Tentu saja, kondisi ini tidak bisa dicapai begitu saja. Ada syarat-syarat yang harus dipenuhi agar pertambahan usia berbanding lurus dengan kebahagiaan perkawinan.
Tiga fase
Roslina Verauli M.Psi, psikolog yang akrab dipanggil Vera, menyatakan ada tiga fase umum dalam perkawinan: masa fall in love, fall out of love, dan akhirnya fall back in love. Jika ketiga siklus ini berhasil dilewati dengan selamat, maka buah manis boleh Anda petik.

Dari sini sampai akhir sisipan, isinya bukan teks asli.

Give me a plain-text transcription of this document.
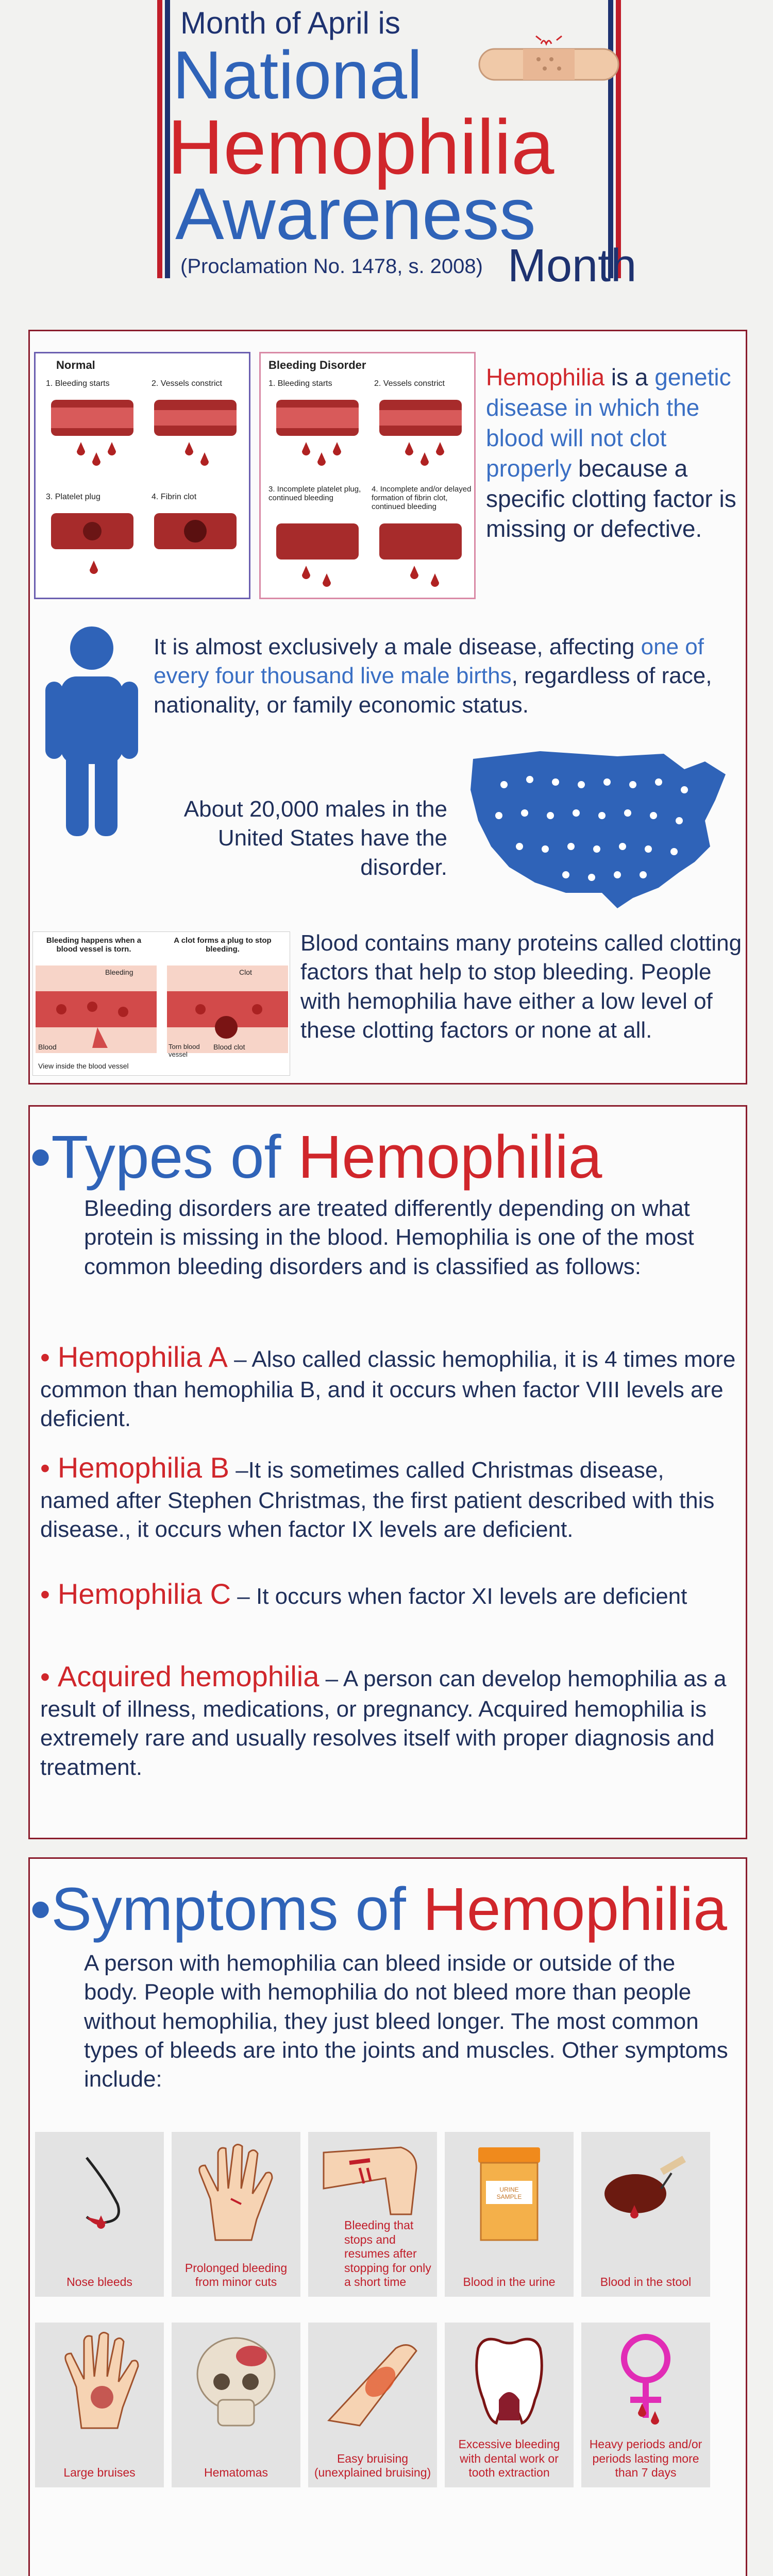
Month of April is
National
Hemophilia
Awareness
(Proclamation No. 1478, s. 2008) Month
Normal
1. Bleeding starts	2. Vessels constrict
3. Platelet plug	4. Fibrin clot
Bleeding Disorder
1. Bleeding starts	2. Vessels constrict
3. Incomplete platelet plug, continued bleeding
4. Incomplete and/or delayed formation of fibrin clot, continued bleeding
Hemophilia is a genetic disease in which the blood will not clot properly because a specific clotting factor is missing or defective.
It is almost exclusively a male disease, affecting one of every four thousand live male births, regardless of race, nationality, or family economic status.
About 20,000 males in the United States have the disorder.
Bleeding happens when a blood vessel is torn.
A clot forms a plug to stop bleeding.
Bleeding
Blood
Clot
Torn blood vessel
Blood clot
View inside the blood vessel
Blood contains many proteins called clotting factors that help to stop bleeding. People with hemophilia have either a low level of these clotting factors or none at all.
•Types of Hemophilia
Bleeding disorders are treated differently depending on what protein is missing in the blood. Hemophilia is one of the most common bleeding disorders and is classified as follows:
• Hemophilia A – Also called classic hemophilia, it is 4 times more common than hemophilia B, and it occurs when factor VIII levels are deficient.
• Hemophilia B –It is sometimes called Christmas disease, named after Stephen Christmas, the first patient described with this disease., it occurs when factor IX levels are deficient.
• Hemophilia C – It occurs when factor XI levels are deficient
• Acquired hemophilia – A person can develop hemophilia as a result of illness, medications, or pregnancy. Acquired hemophilia is extremely rare and usually resolves itself with proper diagnosis and treatment.
•Symptoms of Hemophilia
A person with hemophilia can bleed inside or outside of the body. People with hemophilia do not bleed more than people without hemophilia, they just bleed longer. The most common types of bleeds are into the joints and muscles. Other symptoms include:
Nose bleeds
Prolonged bleeding from minor cuts
Bleeding that stops and resumes after stopping for only a short time
URINE SAMPLE
Blood in the urine	Blood in the stool
Large bruises	Hematomas
Easy bruising (unexplained bruising)
Excessive bleeding with dental work or tooth extraction
Heavy periods and/or periods lasting more than 7 days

Biasanya masalah mulai bermunculan di masa kedua. Disebut masa fall out of love, bukan selalu berarti ada masalah besar yang terjadi. Namun, bisa jadi perasaan Anda pada suami menjadi hambar atau 'begitu-begitu' saja. Pasalnya, Anda telah terbiasa disibukkan oleh berbagai peristiwa dan tantangan hidup –seperti karier, tuntutan sosial, mengurus anak dan rumah tangga-- yang akhirnya membuat Anda merasa 'jauh' dari pasangan. Jangankan memikirkan suami, mengurus diri sendiri saja kadang tak sempat.
Hubungan dengan pasangan yang berjalan hambar akan mengakibatkan kebutuhan emosional tidak terpenuhi secara total. Akibatnya, Anda jadi cranky, mudah marah dan frustrasi. Ini tidak hanya akan berpengaruh pada Anda, tapi juga bagi seluruh anggota keluarga. Soalnya, wanita adalah sumber emosi di rumah. Jika ibu happy, yang lain akan terimbas. Sebaliknya, bila ibu uring-uringan, yang lain ikut 'gerah'. Padahal, jika hubungan dengan suami berjalan baik, energi Anda ibaratnya akan terus di-recharge.

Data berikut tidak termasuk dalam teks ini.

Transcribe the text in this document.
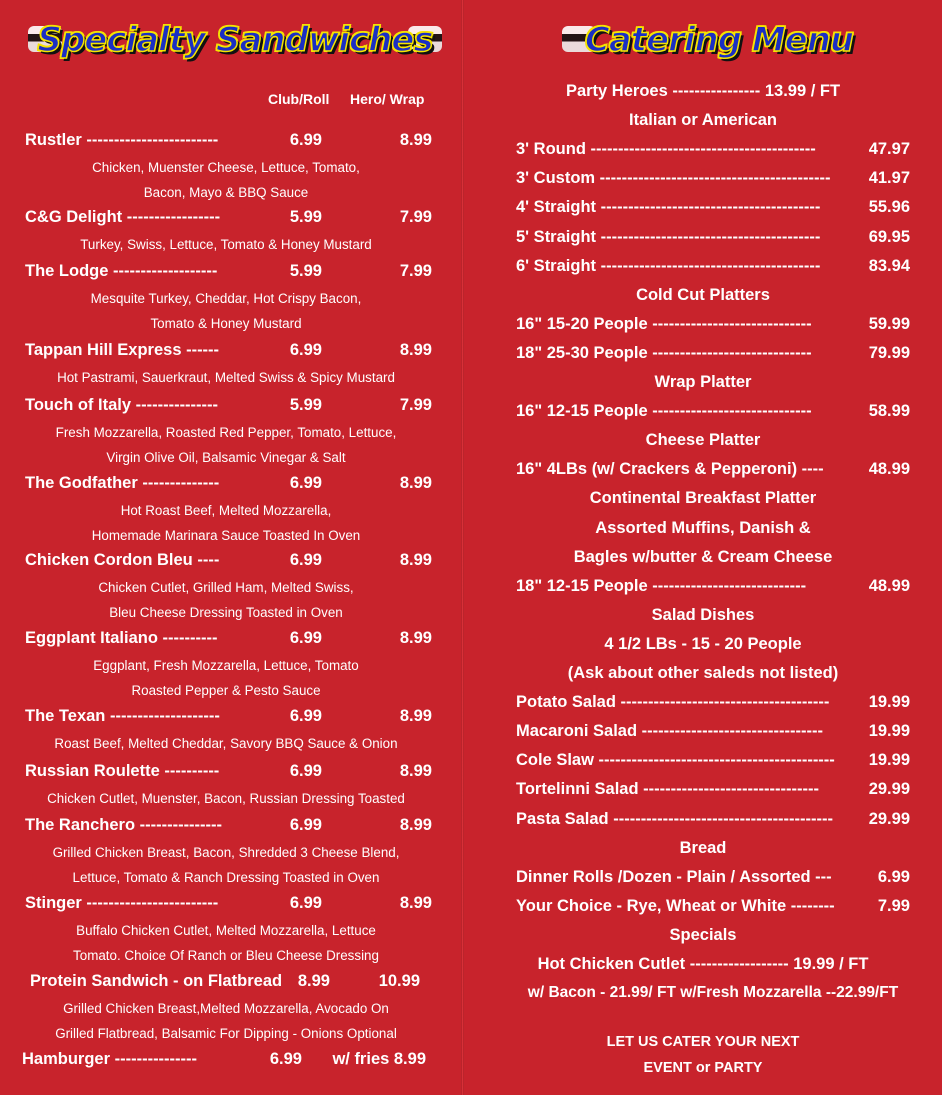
Specialty Sandwiches
Club/Roll Hero/ Wrap
Rustler ------------------------	6.99	8.99
Chicken, Muenster Cheese, Lettuce, Tomato,
Bacon, Mayo & BBQ Sauce
C&G Delight -----------------	5.99	7.99
Turkey, Swiss, Lettuce, Tomato & Honey Mustard
The Lodge -------------------	5.99	7.99
Mesquite Turkey, Cheddar, Hot Crispy Bacon,
Tomato & Honey Mustard
Tappan Hill Express ------	6.99	8.99
Hot Pastrami, Sauerkraut, Melted Swiss & Spicy Mustard
Touch of Italy ---------------	5.99	7.99
Fresh Mozzarella, Roasted Red Pepper, Tomato, Lettuce,
Virgin Olive Oil, Balsamic Vinegar & Salt
The Godfather --------------	6.99	8.99
Hot Roast Beef, Melted Mozzarella,
Homemade Marinara Sauce Toasted In Oven
Chicken Cordon Bleu ----	6.99	8.99
Chicken Cutlet, Grilled Ham, Melted Swiss,
Bleu Cheese Dressing Toasted in Oven
Eggplant Italiano ----------	6.99	8.99
Eggplant, Fresh Mozzarella, Lettuce, Tomato
Roasted Pepper & Pesto Sauce
The Texan --------------------	6.99	8.99
Roast Beef, Melted Cheddar, Savory BBQ Sauce & Onion
Russian Roulette ----------	6.99	8.99
Chicken Cutlet, Muenster, Bacon, Russian Dressing Toasted
The Ranchero ---------------	6.99	8.99
Grilled Chicken Breast, Bacon, Shredded 3 Cheese Blend,
Lettuce, Tomato & Ranch Dressing Toasted in Oven
Stinger ------------------------	6.99	8.99
Buffalo Chicken Cutlet, Melted Mozzarella, Lettuce
Tomato. Choice Of Ranch or Bleu Cheese Dressing
Protein Sandwich - on Flatbread 8.99	10.99
Grilled Chicken Breast,Melted Mozzarella, Avocado On
Grilled Flatbread, Balsamic For Dipping - Onions Optional
Hamburger ---------------	6.99	w/ fries 8.99
Catering Menu
Party Heroes ---------------- 13.99 / FT
Italian or American
3' Round -----------------------------------------	47.97
3' Custom ------------------------------------------ 41.97
4' Straight ----------------------------------------	55.96
5' Straight ----------------------------------------	69.95
6' Straight ----------------------------------------	83.94
Cold Cut Platters
16" 15-20 People -----------------------------	59.99
18" 25-30 People -----------------------------	79.99
Wrap Platter
16" 12-15 People -----------------------------	58.99
Cheese Platter
16" 4LBs (w/ Crackers & Pepperoni) ----	48.99
Continental Breakfast Platter
Assorted Muffins, Danish &
Bagles w/butter & Cream Cheese
18" 12-15 People ----------------------------	48.99
Salad Dishes
4 1/2 LBs - 15 - 20 People
(Ask about other saleds not listed)
Potato Salad -------------------------------------- 19.99
Macaroni Salad ---------------------------------	19.99
Cole Slaw ------------------------------------------- 19.99
Tortelinni Salad --------------------------------	29.99
Pasta Salad ---------------------------------------- 29.99
Bread
Dinner Rolls /Dozen - Plain / Assorted ---	6.99
Your Choice - Rye, Wheat or White --------	7.99
Specials
Hot Chicken Cutlet ------------------ 19.99 / FT
w/ Bacon - 21.99/ FT w/Fresh Mozzarella --22.99/FT
LET US CATER YOUR NEXT
EVENT or PARTY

Fase kedua ini bisa berlarut-larut dan berlangsung bertahun-tahun. “Ada pasangan yang 'mentok' di fase ini. Sebagian lagi bahkan mengevaluasi kembali hubungan mereka setelah usia cukup lanjut dan akhirnya memutuskan untuk menyudahinya. Ada pula yang memutuskan untuk mempertahankan perkawinan hanya demi anak-anak atau nama baik keluarga. Bukan demi mereka berdua,” urai Vera.